I am breaking ranks a little bit and not going to actually write about anything out of the past week in Solo. Instead I figured I'd talk more about what God is doing in me. Because the truth is, what God is doing in me has a lot to do with this week in Solo, and every week for that matter. Because it has to do with me consciously setting aside time to be with God, to listen, to read, to engage. That is what this week and every week in Solo are about to me. Engaging a God that wants to be engaged.
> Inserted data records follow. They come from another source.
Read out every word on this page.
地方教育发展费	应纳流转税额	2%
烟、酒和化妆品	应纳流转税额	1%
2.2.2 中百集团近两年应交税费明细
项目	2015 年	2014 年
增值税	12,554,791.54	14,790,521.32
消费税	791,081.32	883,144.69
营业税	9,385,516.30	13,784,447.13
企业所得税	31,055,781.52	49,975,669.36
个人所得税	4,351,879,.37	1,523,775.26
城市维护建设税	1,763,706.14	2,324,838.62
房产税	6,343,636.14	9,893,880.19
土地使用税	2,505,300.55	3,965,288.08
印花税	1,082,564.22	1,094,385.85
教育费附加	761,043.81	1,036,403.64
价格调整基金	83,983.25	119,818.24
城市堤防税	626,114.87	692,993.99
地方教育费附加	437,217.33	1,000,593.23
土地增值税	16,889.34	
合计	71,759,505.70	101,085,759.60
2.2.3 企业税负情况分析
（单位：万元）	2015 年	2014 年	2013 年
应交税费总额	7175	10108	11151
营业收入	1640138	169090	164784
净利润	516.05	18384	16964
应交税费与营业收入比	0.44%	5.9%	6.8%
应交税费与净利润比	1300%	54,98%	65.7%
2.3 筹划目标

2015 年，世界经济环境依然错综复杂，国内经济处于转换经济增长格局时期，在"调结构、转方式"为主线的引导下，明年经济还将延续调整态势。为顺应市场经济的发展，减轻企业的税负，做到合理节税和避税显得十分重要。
A couple of weeks ago I was struck by the reality that most of what I do, I try to do by myself. And by struck I don't mean lightly reminded, I'm talking about being smacked up the side of the face with a three day old fish kind of struck. Somewhere in the core of who I am there is a constant struggle for relevancy, for power, and for significance. Rather than explain what I mean, I am just going to tell you what I see it doing. This struggle bleeds itself into all I do and all I know of myself. No matter what I am involved in, the struggle is present, haunting me with echos of inadequacy and inferiority. So I am always looking for security, in everything. Why is it that we feel like we have to be in a position of security before we act on or do anything (thank you day 23)? The more I look at my life the more I see me trying to create my own security. All over my life I see the marks of me living and acting alone, even in the places where I claim to do it for God. Somewhere in my head and heart there is faulty wiring. I feel like I am amassing armies for my own security, when God is actually saying, "Send the army home, I want the credit for this one."

Don't get me wrong, I don't suppose that God is against careful planning and best utilization of resources. But how easy to fall in the trap of letting everything be about those resources, or the assembler of those resources (in the case of my life, me). Now, back to where I started. The Roberts Security and Resource Collection Plan seems to be most in effect when I am not engaging God. Because in a mysteriously beautiful way, engaging God leads me to being engaged by God, to learning to set aside my agenda, to finding new importance for resources I didn't value before, for seeing my relevance in relation to humble submition rather than personal accomplishment. It gets me away from me and lets me be led by God.